For today, we decided to present you with a YTD movement of VIX, which has recently surged to levels last time seen during the 2008 financial crisis.
The VIX has definitely been in the spotlight recently as the global markets have seen quite significant volatility. VIX, also known as the fear index, is calculated based on the S&P 500 options and reflects market expectations on volatility in the coming 30 days.

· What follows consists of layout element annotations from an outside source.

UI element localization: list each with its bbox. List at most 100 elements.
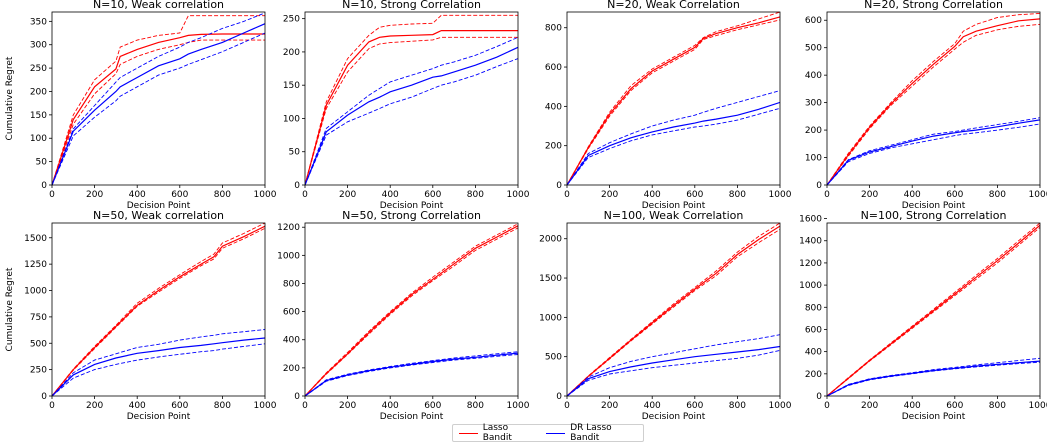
x-tick-label: 800 — [729, 401, 746, 411]
panel-n-50-strong-correlation: N=50, Strong Correlation 0 200 400 600 800 100… — [277, 209, 530, 422]
plot-frame — [826, 222, 1041, 397]
dr-lasso-dashed-line — [52, 343, 265, 396]
dr-lasso-solid-line — [567, 101, 780, 185]
legend-label-dr-lasso: DR Lasso Bandit — [570, 423, 612, 443]
plot-frame — [566, 222, 781, 397]
x-tick-label: 1000 — [507, 401, 530, 411]
y-tick-label: 0 — [294, 392, 300, 402]
plot-frame — [304, 222, 519, 397]
x-tick-label: 600 — [686, 401, 703, 411]
y-tick-label: 400 — [805, 348, 822, 358]
lasso-solid-line — [827, 18, 1040, 185]
y-axis-label: Cumulative Regret — [5, 267, 15, 351]
y-tick-label: 600 — [805, 325, 822, 335]
x-tick-label: 400 — [904, 190, 921, 200]
dr-lasso-solid-line — [52, 337, 265, 396]
y-tick-label: 300 — [30, 41, 47, 51]
x-tick-label: 800 — [467, 190, 484, 200]
x-axis-label: Decision Point — [127, 201, 191, 211]
lasso-solid-line — [827, 224, 1040, 396]
x-tick-label: 600 — [946, 190, 963, 200]
panel-title: N=20, Weak Correlation — [607, 0, 740, 11]
y-tick-label: 600 — [805, 16, 822, 26]
lasso-dashed-line — [827, 227, 1040, 396]
y-tick-label: 0 — [41, 181, 47, 191]
lasso-dashed-line — [827, 23, 1040, 185]
x-tick-label: 1000 — [1029, 401, 1047, 411]
y-tick-label: 1500 — [24, 234, 47, 244]
y-tick-label: 200 — [283, 364, 300, 374]
y-tick-label: 50 — [36, 158, 48, 168]
x-tick-label: 0 — [824, 190, 830, 200]
dr-lasso-dashed-line — [305, 36, 518, 185]
x-tick-label: 1000 — [769, 190, 792, 200]
lasso-solid-line — [305, 30, 518, 185]
y-tick-label: 500 — [545, 353, 562, 363]
lasso-dashed-line — [52, 39, 265, 185]
dr-lasso-dashed-line — [52, 12, 265, 185]
x-axis-label: Decision Point — [642, 412, 706, 422]
panel-n-10-weak-correlation: N=10, Weak correlation 0 200 400 600 800 1000 0… — [5, 0, 277, 211]
panel-title: N=10, Strong Correlation — [342, 0, 481, 11]
dr-lasso-solid-line — [52, 23, 265, 185]
dr-lasso-solid-line — [827, 360, 1040, 396]
x-tick-label: 400 — [644, 190, 661, 200]
y-tick-label: 1000 — [799, 281, 822, 291]
panel-title: N=50, Weak correlation — [93, 209, 224, 222]
y-tick-label: 1400 — [799, 237, 822, 247]
dr-lasso-solid-line — [567, 345, 780, 396]
x-tick-label: 200 — [86, 190, 103, 200]
y-tick-label: 250 — [30, 64, 47, 74]
x-tick-label: 1000 — [769, 401, 792, 411]
x-tick-label: 0 — [49, 190, 55, 200]
y-tick-label: 500 — [30, 339, 47, 349]
x-tick-label: 1000 — [1029, 190, 1047, 200]
x-tick-label: 1000 — [254, 401, 277, 411]
x-tick-label: 200 — [861, 401, 878, 411]
dr-lasso-dashed-line — [305, 354, 518, 396]
dr-lasso-solid-line — [305, 352, 518, 396]
dr-lasso-dashed-line — [52, 329, 265, 396]
y-tick-label: 200 — [30, 87, 47, 97]
y-tick-label: 500 — [805, 44, 822, 54]
plot-frame — [51, 11, 266, 186]
legend-swatch-dr-lasso — [546, 432, 566, 434]
x-axis-label: Decision Point — [902, 412, 966, 422]
dr-lasso-dashed-line — [305, 351, 518, 396]
dr-lasso-solid-line — [827, 119, 1040, 185]
x-tick-label: 800 — [729, 190, 746, 200]
y-tick-label: 350 — [30, 17, 47, 27]
x-tick-label: 600 — [946, 401, 963, 411]
y-tick-label: 100 — [283, 114, 300, 124]
x-tick-label: 400 — [129, 401, 146, 411]
dr-lasso-dashed-line — [827, 361, 1040, 396]
y-tick-label: 800 — [545, 24, 562, 34]
x-tick-label: 400 — [382, 401, 399, 411]
plot-frame — [51, 222, 266, 397]
legend: Lasso Bandit DR Lasso Bandit — [452, 423, 644, 443]
lasso-dashed-line — [567, 19, 780, 185]
y-tick-label: 1200 — [277, 223, 300, 233]
x-axis-label: Decision Point — [127, 412, 191, 422]
lasso-dashed-line — [567, 11, 780, 185]
y-tick-label: 600 — [545, 63, 562, 73]
y-tick-label: 200 — [545, 142, 562, 152]
x-tick-label: 200 — [86, 401, 103, 411]
panel-title: N=100, Strong Correlation — [861, 209, 1007, 222]
y-tick-label: 150 — [30, 111, 47, 121]
y-tick-label: 2000 — [539, 235, 562, 245]
lasso-solid-line — [52, 33, 265, 185]
x-tick-label: 400 — [644, 401, 661, 411]
lasso-dashed-line — [52, 222, 265, 396]
dr-lasso-dashed-line — [567, 107, 780, 185]
y-tick-label: 400 — [545, 102, 562, 112]
panel-n-50-weak-correlation: N=50, Weak correlation 0 200 400 600 800 1000 0… — [5, 209, 277, 422]
dr-lasso-dashed-line — [827, 117, 1040, 185]
x-tick-label: 600 — [686, 190, 703, 200]
x-tick-label: 600 — [424, 190, 441, 200]
dr-lasso-solid-line — [305, 46, 518, 185]
legend-swatch-lasso — [459, 432, 478, 434]
x-tick-label: 200 — [339, 190, 356, 200]
plot-frame — [566, 11, 781, 186]
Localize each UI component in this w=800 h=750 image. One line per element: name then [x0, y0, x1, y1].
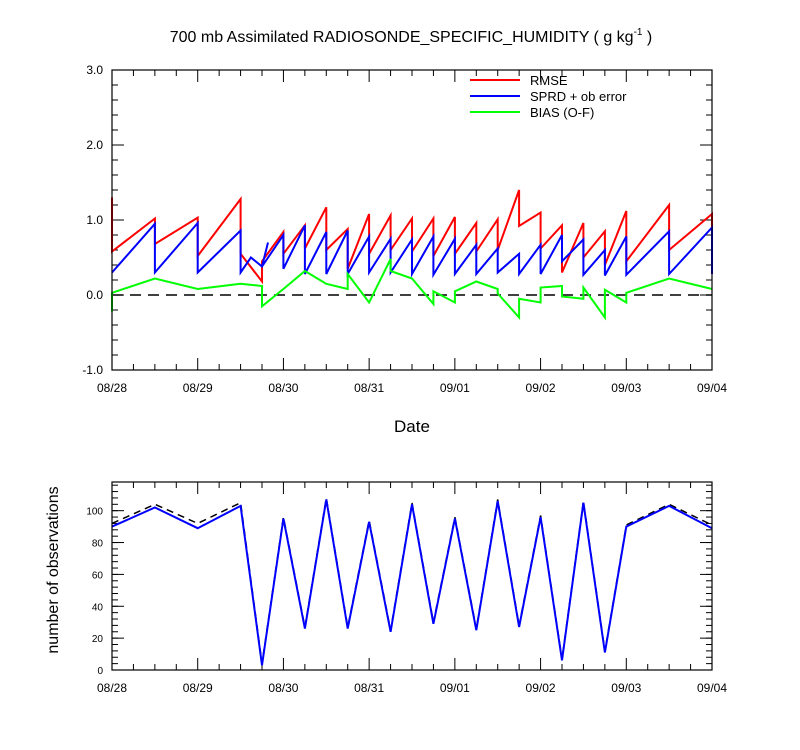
bottom-x-tick-label: 09/02: [526, 681, 556, 695]
bottom-x-tick-label: 08/28: [97, 681, 127, 695]
top-y-tick-label: 2.0: [86, 138, 103, 152]
bottom-x-tick-label: 08/30: [268, 681, 298, 695]
top-y-tick-label: 0.0: [86, 288, 103, 302]
top-plot-frame: [111, 69, 713, 371]
top-y-tick-label: 1.0: [86, 213, 103, 227]
bottom-panel: 08/28 08/29 08/30 08/31 09/01 09/02 09/03 09/04…: [45, 481, 727, 695]
bottom-y-tick-label: 40: [92, 602, 104, 613]
bottom-x-tick-label: 09/01: [440, 681, 470, 695]
top-x-tick-label: 09/04: [697, 381, 727, 395]
bottom-series-line-1: [111, 497, 713, 664]
top-legend-label: SPRD + ob error: [530, 89, 627, 104]
bottom-y-tick-label: 80: [92, 539, 104, 550]
top-chart-title: 700 mb Assimilated RADIOSONDE_SPECIFIC_H…: [170, 27, 653, 46]
bottom-plot-frame: [111, 481, 713, 671]
bottom-x-tick-label: 08/31: [354, 681, 384, 695]
top-series-line-2: [111, 220, 713, 279]
top-x-tick-label: 08/30: [268, 381, 298, 395]
top-x-tick-label: 08/28: [97, 381, 127, 395]
top-x-tick-label: 08/31: [354, 381, 384, 395]
top-series-line-1: [111, 189, 713, 285]
bottom-y-tick-label: 0: [97, 666, 103, 677]
top-legend-label: RMSE: [530, 73, 568, 88]
top-x-tick-label: 09/02: [526, 381, 556, 395]
top-x-tick-label: 09/03: [611, 381, 641, 395]
bottom-x-tick-label: 09/03: [611, 681, 641, 695]
top-series-line-3: [111, 258, 713, 321]
top-y-tick-label: -1.0: [82, 363, 103, 377]
bottom-y-axis-title: number of observations: [45, 486, 62, 653]
top-panel: 08/28 08/29 08/30 08/31 09/01 09/02 09/03 09/04…: [82, 27, 727, 436]
bottom-y-tick-label: 100: [86, 507, 103, 518]
top-legend-label: BIAS (O-F): [530, 105, 594, 120]
bottom-x-tick-label: 09/04: [697, 681, 727, 695]
bottom-y-tick-label: 60: [92, 570, 104, 581]
bottom-y-tick-label: 20: [92, 634, 104, 645]
bottom-series-line-2: [111, 499, 713, 666]
bottom-x-tick-label: 08/29: [183, 681, 213, 695]
top-x-tick-label: 08/29: [183, 381, 213, 395]
top-y-tick-label: 3.0: [86, 63, 103, 77]
top-x-tick-label: 09/01: [440, 381, 470, 395]
top-x-axis-title: Date: [394, 417, 430, 436]
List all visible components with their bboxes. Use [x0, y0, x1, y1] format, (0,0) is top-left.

Unlike classic indexes, VIX’s growth represents negative sentiment or increased risk of market volatility. VIX levels over 30 could be considered risky as the market is expecting high volatility. Since the outbreak of the Covid-19 crisis, the US indices S&P 500 and Dow Jones have observed sharp decrease, which resulted with a YTD decrease of 21.3% and 24.2%, respectively. Meanwhile in less than a month both indices observed a decrease higher than 20% (compared to the 52-week peak) witnessing the fastest bear market in history.
VIX Movement YTD
Since, the S&P and VIX are negatively related, the recent market conditions (the combination of Covid-19 outbreak and an oil price war between Russia and Saudi Arabia) have led to a surge in the VIX index. Since the beginning of the year, VIX has increased more than 4.5 times, and currently stands at 65.54. As visible on the graph below, VIX was last time seen at these levels during the financial crisis in 2008. It is also worth noting that the index observed two sharp daily increases this month. The first one was on 12 March, which coincided with President Trump introducing the European travel ban. Meanwhile, on 16 March the index reached 82.69, which is the highest value since the CBOE (Chicago Board Options Exchange) introduced the new methodology for the index in 2003. Note that on Friday it observed an increase of 7.4%, meanwhile S&P 500 has recorded a decrease of 3.4%.